What Is Barn Bridge (BOND)?

What Is Barn Bridge (BOND)? Complete Guide Review About Barn Bridge.

What Is Barn Bridge (BOND)?

Barn Bridge are pleased to welcome you on the BarnBridge Docs page. It’s a great place to start learning more about the protocol and its products. This is a risk tokenizing protocol. It aims to reduce the risks associated with DeFi, such as inflation risk, market price risk, and cash-flow volatility risk. By letting users select a risk profile, Barn Bridge can redistribute risk via tokenized, liquid tranches.

Barn Bridge does this with its SMART Yield, SMART Exposure, and SMART Alpha products, all of which address a specific DeFi risk category.The continued development of the dApps is provided by the core team and governed by the community through the Barn Bridge DAO.

Barn Bridge Storage Key Points

Coin BasicInformation
Coin NameBarn Bridge
Short NameBOND
Circulating Supply6,415,080.43 BOND
Total Supply10,000,00010,000,000
Source CodeClick Here To View Source Code
ExplorersClick Here To View Explorers
Twitter PageClick Here To Visit Twitter Group
WhitepaperClick Here To View
Support24/7
Official Project WebsiteClick Here To Visit Project Website

What Is SMART Yield?

SMART Yield offers users fixed or levered variable yield on their stable coins through integrations with lending markets like Compound and Aave. It aggregates user deposits into underlying markets on these platforms and allocates the yield generated on the sum between two different risk profile subsets.

Barn Bridge Alice is a crypto veteran looking to reduce the volatility of her portfolio.
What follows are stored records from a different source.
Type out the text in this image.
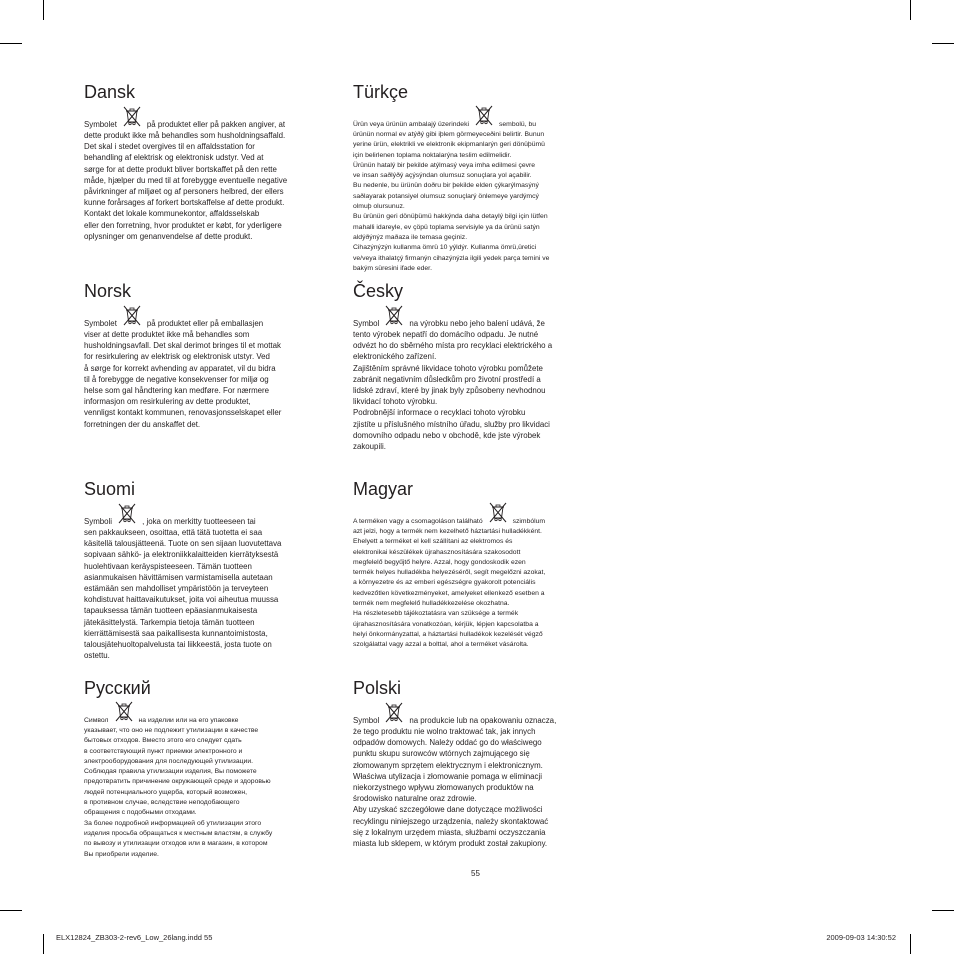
Dansk

Symbolet	på produktet eller på pakken angiver, at

dette produkt ikke må behandles som husholdningsaffald.

Det skal i stedet overgives til en affaldsstation for

behandling af elektrisk og elektronisk udstyr. Ved at

sørge for at dette produkt bliver bortskaffet på den rette

måde, hjælper du med til at forebygge eventuelle negative

påvirkninger af miljøet og af personers helbred, der ellers

kunne forårsages af forkert bortskaffelse af dette produkt.

Kontakt det lokale kommunekontor, affaldsselskab

eller den forretning, hvor produktet er købt, for yderligere

oplysninger om genanvendelse af dette produkt.

Norsk

Symbolet	på produktet eller på emballasjen

viser at dette produktet ikke må behandles som

husholdningsavfall. Det skal derimot bringes til et mottak

for resirkulering av elektrisk og elektronisk utstyr. Ved

å sørge for korrekt avhending av apparatet, vil du bidra

til å forebygge de negative konsekvenser for miljø og

helse som gal håndtering kan medføre. For nærmere

informasjon om resirkulering av dette produktet,

vennligst kontakt kommunen, renovasjonsselskapet eller

forretningen der du anskaffet det.

Suomi

Symboli	, joka on merkitty tuotteeseen tai

sen pakkaukseen, osoittaa, että tätä tuotetta ei saa

käsitellä talousjätteenä. Tuote on sen sijaan luovutettava

sopivaan sähkö- ja elektroniikkalaitteiden kierrätyksestä

huolehtivaan keräyspisteeseen. Tämän tuotteen

asianmukaisen hävittämisen varmistamisella autetaan

estämään sen mahdolliset ympäristöön ja terveyteen

kohdistuvat haittavaikutukset, joita voi aiheutua muussa

tapauksessa tämän tuotteen epäasianmukaisesta

jätekäsittelystä. Tarkempia tietoja tämän tuotteen

kierrättämisestä saa paikallisesta kunnantoimistosta,

talousjätehuoltopalvelusta tai liikkeestä, josta tuote on

ostettu.

Русский

Символ	на изделии или на его упаковке

указывает, что оно не подлежит утилизации в качестве

бытовых отходов. Вместо этого его следует сдать

в соответствующий пункт приемки электронного и

электрооборудования для последующей утилизации.

Соблюдая правила утилизации изделия, Вы поможете

предотвратить причинение окружающей среде и здоровью

людей потенциального ущерба, который возможен,

в противном случае, вследствие неподобающего

обращения с подобными отходами.

За более подробной информацией об утилизации этого

изделия просьба обращаться к местным властям, в службу

по вывозу и утилизации отходов или в магазин, в котором

Вы приобрели изделие.

Türkçe

Ürün veya ürünün ambalajý üzerindeki	sembolü, bu

ürünün normal ev atýðý gibi iþlem görmeyeceðini belirtir. Bunun

yerine ürün, elektrikli ve elektronik ekipmanlarýn geri dönüþümü

için belirlenen toplama noktalarýna teslim edilmelidir.

Ürünün hatalý bir þekilde atýlmasý veya imha edilmesi çevre

ve insan saðlýðý açýsýndan olumsuz sonuçlara yol açabilir.

Bu nedenle, bu ürünün doðru bir þekilde elden çýkarýlmasýný

saðlayarak potansiyel olumsuz sonuçlarý önlemeye yardýmcý

olmuþ olursunuz.

Bu ürünün geri dönüþümü hakkýnda daha detaylý bilgi için lütfen

mahalli idareyle, ev çöpü toplama servisiyle ya da ürünü satýn

aldýðýnýz maðaza ile temasa geçiniz.

Cihazýnýzýn kullanma ömrü 10 yýldýr. Kullanma ömrü,üretici

ve/veya ithalatçý firmanýn cihazýnýzla ilgili yedek parça temini ve

bakým süresini ifade eder.

Česky

Symbol	na výrobku nebo jeho balení udává, že

tento výrobek nepatří do domácího odpadu. Je nutné

odvézt ho do sběrného místa pro recyklaci elektrického a

elektronického zařízení.

Zajištěním správné likvidace tohoto výrobku pomůžete

zabránit negativním důsledkům pro životní prostředí a

lidské zdraví, které by jinak byly způsobeny nevhodnou

likvidací tohoto výrobku.

Podrobnější informace o recyklaci tohoto výrobku

zjistíte u příslušného místního úřadu, služby pro likvidaci

domovního odpadu nebo v obchodě, kde jste výrobek

zakoupili.

Magyar

A terméken vagy a csomagoláson található	szimbólum

azt jelzi, hogy a termék nem kezelhető háztartási hulladékként.

Ehelyett a terméket el kell szállítani az elektromos és

elektronikai készülékek újrahasznosítására szakosodott

megfelelő begyűjtő helyre. Azzal, hogy gondoskodik ezen

termék helyes hulladékba helyezéséről, segít megelőzni azokat,

a környezetre és az emberi egészségre gyakorolt potenciális

kedvezőtlen következményeket, amelyeket ellenkező esetben a

termék nem megfelelő hulladékkezelése okozhatna.

Ha részletesebb tájékoztatásra van szüksége a termék

újrahasznosítására vonatkozóan, kérjük, lépjen kapcsolatba a

helyi önkormányzattal, a háztartási hulladékok kezelését végző

szolgálattal vagy azzal a bolttal, ahol a terméket vásárolta.

Polski

Symbol	na produkcie lub na opakowaniu oznacza,

że tego produktu nie wolno traktować tak, jak innych

odpadów domowych. Należy oddać go do właściwego

punktu skupu surowców wtórnych zajmującego się

złomowanym sprzętem elektrycznym i elektronicznym.

Właściwa utylizacja i złomowanie pomaga w eliminacji

niekorzystnego wpływu złomowanych produktów na

środowisko naturalne oraz zdrowie.

Aby uzyskać szczegółowe dane dotyczące możliwości

recyklingu niniejszego urządzenia, należy skontaktować

się z lokalnym urzędem miasta, służbami oczyszczania

miasta lub sklepem, w którym produkt został zakupiony.

55
ELX12824_ZB303-2-rev6_Low_26lang.indd 55	2009-09-03 14:30:52
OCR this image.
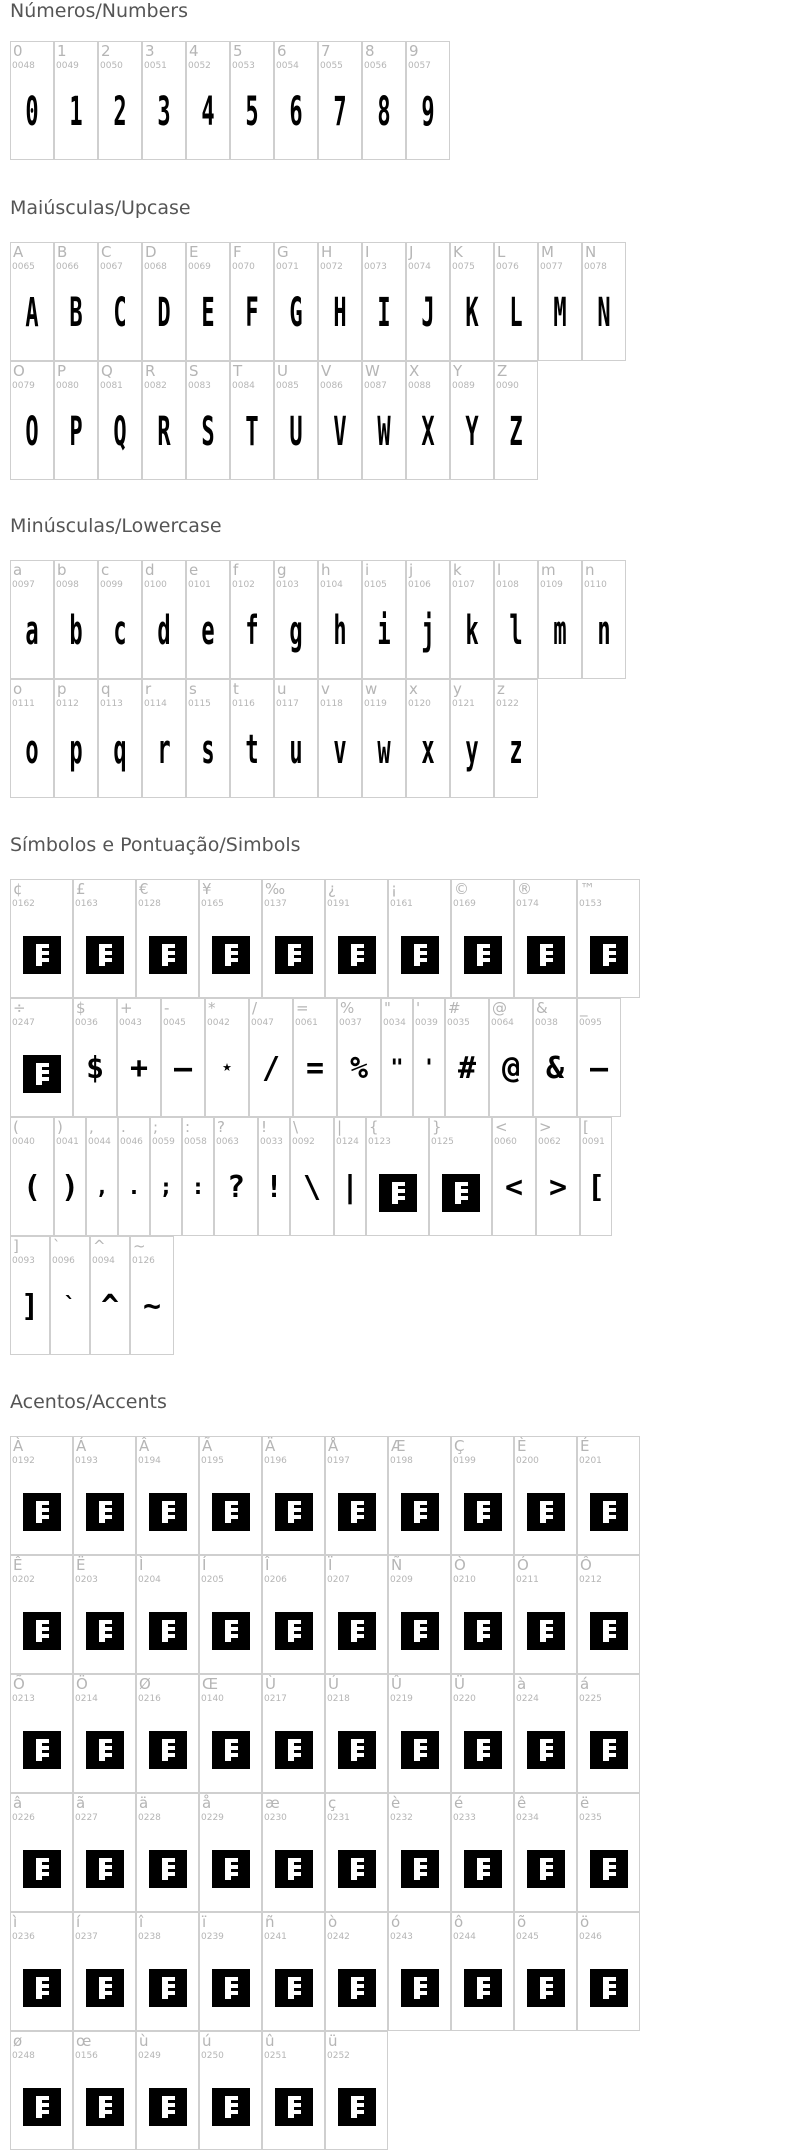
Números/Numbers
0
0048
0
1
0049
1
2
0050
2
3
0051
3
4
0052
4
5
0053
5
6
0054
6
7
0055
7
8
0056
8
9
0057
9
Maiúsculas/Upcase
A
0065
A
B
0066
B
C
0067
C
D
0068
D
E
0069
E
F
0070
F
G
0071
G
H
0072
H
I
0073
I
J
0074
J
K
0075
K
L
0076
L
M
0077
M
N
0078
N
O
0079
O
P
0080
P
Q
0081
Q
R
0082
R
S
0083
S
T
0084
T
U
0085
U
V
0086
V
W
0087
W
X
0088
X
Y
0089
Y
Z
0090
Z
Minúsculas/Lowercase
a
0097
a
b
0098
b
c
0099
c
d
0100
d
e
0101
e
f
0102
f
g
0103
g
h
0104
h
i
0105
i
j
0106
j
k
0107
k
l
0108
l
m
0109
m
n
0110
n
o
0111
o
p
0112
p
q
0113
q
r
0114
r
s
0115
s
t
0116
t
u
0117
u
v
0118
v
w
0119
w
x
0120
x
y
0121
y
z
0122
z
Símbolos e Pontuação/Simbols
¢
0162
£
0163
€
0128
¥
0165
‰
0137
¿
0191
¡
0161
©
0169
®
0174
™
0153
÷
0247
$
0036
$
+
0043
+
-
0045
–
*
0042
⋆
/
0047
/
=
0061
=
%
0037
%
"
0034
"
'
0039
'
#
0035
#
@
0064
@
&
0038
&
_
0095
–
(
0040
(
)
0041
)
,
0044
,
.
0046
.
;
0059
;
:
0058
:
?
0063
?
!
0033
!
\
0092
\
|
0124
|
{
0123
}
0125
<
0060
<
>
0062
>
[
0091
[
]
0093
]
`
0096
`
^
0094
^
~
0126
~
Acentos/Accents
À
0192
Á
0193
Â
0194
Ã
0195
Ä
0196
Å
0197
Æ
0198
Ç
0199
È
0200
É
0201
Ê
0202
Ë
0203
Ì
0204
Í
0205
Î
0206
Ï
0207
Ñ
0209
Ò
0210
Ó
0211
Ô
0212
Õ
0213
Ö
0214
Ø
0216
Œ
0140
Ù
0217
Ú
0218
Û
0219
Ü
0220
à
0224
á
0225
â
0226
ã
0227
ä
0228
å
0229
æ
0230
ç
0231
è
0232
é
0233
ê
0234
ë
0235
ì
0236
í
0237
î
0238
ï
0239
ñ
0241
ò
0242
ó
0243
ô
0244
õ
0245
ö
0246
ø
0248
œ
0156
ù
0249
ú
0250
û
0251
ü
0252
She decides to allocate a portion into stable coins and is looking for predictable fixed rates of return. Bob is a more aggressive DeFi power user. He is willing to take higher risks with his capital in order to get an opportunity for higher returns.

Benefit from levered yields

Seniors lock in a fixed-rate yield upon entering their side of the pool. This fixed rate is determined by the underlying market rate, as well as the ratio between existing seniors and juniors. The yield that is allocated to any given Senior pool depositor is allocated directly from the Junior pool; that is to say, the yield exists in the system from the moment the Senior bond in question is minted.

Barn Bridge Juniors are willing to subsidize senior yields as they have the opportunity to benefit from levered yields. Because seniors are only entitled to their fixed yields, all yield generated by their principals goes to the junior side. So while Junior depositors are indeed risking their yield and potentially their principal, the Junior pool receives all of the yield earned by the entirety of the capital deposited into that given market.

ABOND

Each pool can contain an unlimited number of senior and junior positions. In order to calculate the pool profits and losses efficiently, the weighted average across all existing senior bonds is used. This weighted average is represented by the ABOND variable. SMART Yield Junior pool positions are represented by ERC-20 fungible tokens, which call junior tokens (jTokens). Junior tokens are minted each time the user purchases them at a current conversion rate using Barn Bridge app.

Senior APY

Senior APY is the annual percentage yield that is available for the next marginal senior bond to be minted. This figure fluctuates in accordance with a rolling average of the underlying interest rate market. When a user deposits into the Senior pool, this is the maximum fixed yield they can expect to lock in. Slippage occurs when the principal size brings the Senior pool size closer to, or greater than, that of the Junior pool.

Barn Bridge In order to exit the junior position using junior bonds, two steps should be initiated. Step one is minting a junior bond token by choosing the 2-step withdrawal option. Step two is redeeming the liquidity at its maturity date.

Junior APY

Junior APY determines the annual percentage yield for the junior tokens at the current time. It is realized only when exiting the position and converting Barn Bridge into the underlying asset. There are two ways to withdraw Junior pool liquidity. Depending on the method, users are able to either withdraw immediately or after a calculated period of time. In the case of the latter, Junior bonds are ERC-721 non-fungible tokens that are used to represent the unique circumstances of a given user’s exit from the pool.